Suddenly she looked at her aunt, with those eyes which saw more than others.

‘Mercy went?’ she asked.

‘That was your wish,’ said Aunt Emmy, moistening her lips, and forced her handkerchief into a tighter ball.

‘I am glad,’ said Laura. ‘My mind is at rest.’

Mrs Bonner wondered whether she were not, after all, stronger than her niece.

*

Voss attempted to count the days, but the simplest sums would swell into a calculation of universal time, so vast that it filled his mouth with one whole mealy potato, cold certainly, but of unmanageable proportions.

Once he asked:

‘Harry? Wie lang sind wir schon hier? How many days? We must catch the horses, or we will rot as we lie in this one place.’

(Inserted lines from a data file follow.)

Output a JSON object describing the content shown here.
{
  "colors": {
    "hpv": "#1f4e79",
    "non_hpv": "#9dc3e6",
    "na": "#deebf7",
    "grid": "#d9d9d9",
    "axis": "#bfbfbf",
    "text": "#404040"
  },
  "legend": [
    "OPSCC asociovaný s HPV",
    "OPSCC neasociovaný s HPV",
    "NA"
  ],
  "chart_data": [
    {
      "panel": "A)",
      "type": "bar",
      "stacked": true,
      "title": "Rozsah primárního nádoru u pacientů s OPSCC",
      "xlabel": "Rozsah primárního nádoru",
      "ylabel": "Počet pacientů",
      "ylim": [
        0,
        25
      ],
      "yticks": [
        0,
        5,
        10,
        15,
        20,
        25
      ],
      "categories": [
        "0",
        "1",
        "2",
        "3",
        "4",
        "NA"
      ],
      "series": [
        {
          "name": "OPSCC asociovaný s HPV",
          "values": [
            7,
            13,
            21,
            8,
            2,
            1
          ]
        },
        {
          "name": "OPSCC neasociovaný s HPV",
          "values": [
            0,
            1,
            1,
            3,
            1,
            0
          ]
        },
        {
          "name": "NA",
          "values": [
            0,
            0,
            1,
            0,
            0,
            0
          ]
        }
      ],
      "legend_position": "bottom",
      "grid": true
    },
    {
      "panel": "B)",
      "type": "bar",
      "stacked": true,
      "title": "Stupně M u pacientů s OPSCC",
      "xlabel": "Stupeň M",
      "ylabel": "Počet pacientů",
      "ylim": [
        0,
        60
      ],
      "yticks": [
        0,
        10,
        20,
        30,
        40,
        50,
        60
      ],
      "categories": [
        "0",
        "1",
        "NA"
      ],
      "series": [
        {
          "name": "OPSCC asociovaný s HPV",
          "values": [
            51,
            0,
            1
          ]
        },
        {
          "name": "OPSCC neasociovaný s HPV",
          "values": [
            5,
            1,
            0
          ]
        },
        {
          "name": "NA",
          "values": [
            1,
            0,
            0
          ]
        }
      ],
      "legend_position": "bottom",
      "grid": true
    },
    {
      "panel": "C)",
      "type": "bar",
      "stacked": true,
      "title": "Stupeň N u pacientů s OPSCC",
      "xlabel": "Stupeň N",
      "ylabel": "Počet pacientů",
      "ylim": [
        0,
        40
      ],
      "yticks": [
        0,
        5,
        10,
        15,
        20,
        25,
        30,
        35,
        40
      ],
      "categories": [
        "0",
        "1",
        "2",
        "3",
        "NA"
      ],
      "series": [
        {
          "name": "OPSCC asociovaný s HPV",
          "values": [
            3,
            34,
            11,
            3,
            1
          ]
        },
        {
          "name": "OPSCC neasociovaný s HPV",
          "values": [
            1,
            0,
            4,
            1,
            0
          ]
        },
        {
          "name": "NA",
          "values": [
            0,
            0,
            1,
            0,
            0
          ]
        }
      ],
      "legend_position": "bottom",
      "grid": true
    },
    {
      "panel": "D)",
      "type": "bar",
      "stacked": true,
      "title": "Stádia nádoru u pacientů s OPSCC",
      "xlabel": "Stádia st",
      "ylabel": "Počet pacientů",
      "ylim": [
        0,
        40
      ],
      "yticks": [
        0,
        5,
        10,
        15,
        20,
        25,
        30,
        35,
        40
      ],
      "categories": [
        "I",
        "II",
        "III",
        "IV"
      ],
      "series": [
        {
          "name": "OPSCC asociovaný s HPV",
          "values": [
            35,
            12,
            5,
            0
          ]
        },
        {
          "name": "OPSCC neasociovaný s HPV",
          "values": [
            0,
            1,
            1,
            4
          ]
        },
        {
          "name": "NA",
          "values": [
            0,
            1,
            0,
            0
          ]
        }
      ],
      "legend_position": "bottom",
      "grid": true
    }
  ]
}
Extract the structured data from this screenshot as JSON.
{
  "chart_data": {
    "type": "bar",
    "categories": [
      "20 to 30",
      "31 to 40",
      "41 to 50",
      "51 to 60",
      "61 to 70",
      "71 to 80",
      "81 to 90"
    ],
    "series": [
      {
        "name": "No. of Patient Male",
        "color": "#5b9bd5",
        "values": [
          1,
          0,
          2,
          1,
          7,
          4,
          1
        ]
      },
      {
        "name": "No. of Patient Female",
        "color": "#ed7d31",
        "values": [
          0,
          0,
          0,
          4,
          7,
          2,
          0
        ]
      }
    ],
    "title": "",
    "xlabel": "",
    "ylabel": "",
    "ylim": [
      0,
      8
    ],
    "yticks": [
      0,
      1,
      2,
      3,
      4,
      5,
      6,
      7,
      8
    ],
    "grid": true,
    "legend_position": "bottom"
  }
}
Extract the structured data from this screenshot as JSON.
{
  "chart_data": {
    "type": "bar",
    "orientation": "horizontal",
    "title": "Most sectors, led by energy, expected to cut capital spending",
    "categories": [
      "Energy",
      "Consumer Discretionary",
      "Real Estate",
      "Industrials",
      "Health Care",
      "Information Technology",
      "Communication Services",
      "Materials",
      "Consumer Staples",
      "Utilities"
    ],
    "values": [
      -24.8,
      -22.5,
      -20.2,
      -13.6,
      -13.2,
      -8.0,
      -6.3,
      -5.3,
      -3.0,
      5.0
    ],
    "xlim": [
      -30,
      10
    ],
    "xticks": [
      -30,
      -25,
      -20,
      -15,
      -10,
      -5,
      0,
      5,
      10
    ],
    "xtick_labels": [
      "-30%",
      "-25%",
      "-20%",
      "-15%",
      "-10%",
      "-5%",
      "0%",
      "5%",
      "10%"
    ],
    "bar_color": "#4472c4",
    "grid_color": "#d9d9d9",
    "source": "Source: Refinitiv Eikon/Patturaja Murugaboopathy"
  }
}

As if to rot were avoidable. By moving. But it was not.

‘We rot by living,’ he sighed.

Grace lay only in the varying speeds at which the process of decomposition took place, and the lovely colours of putrescence that some souls were allowed to wear. For, in the end, everything was of flesh, the soul elliptical in shape.

During those days many people entered the hut. They would step across the form of the white boy, and stand, and observe the man.

Once, in the presence of a congregation, the old blackfellow, the guardian, or familiar, put into the white man’s mouth a whole wichetty grub.

The solemnity of his act was immense.

The white man was conscious of that pinch of soft, white flesh, but rather more of its flavour, hot unlike that of the almond, which also is elliptical. He mumbled it on his tongue for a while before attempting to swallow it, and at once the soft thing became the struggling wafer of his boyhood, that absorbed the unworthiness in his hot mouth, and would not go down. As then, his fear was that his sinful wafer might be discovered, lying before him, half-digested, upon the floor.

He did, however, swallow the grub in time.

The grave blackfellows became used to the presence of the white man. He who had appeared with the snake was perhaps also of supernatural origin, and must be respected, even loved. Safety is bought with love, for a little. So they even fetched their children to look at the white man, who lay with his eyes closed, and whose eyelids were a pale golden like the belly skin of the heavenly snake.

In the sweet, Gothic gloom in which the man himself walked at times, by effort, over cold tiles, beneath gold-leaf, and grey-blue mould of the sky, the scents were ascending, of thick incense, probably, and lilies doing obeisance. It would also be the bones of the saints, he reasoned, that were exuding a perfume of sanctity. One, however, was a stinking lily, or suspect saint.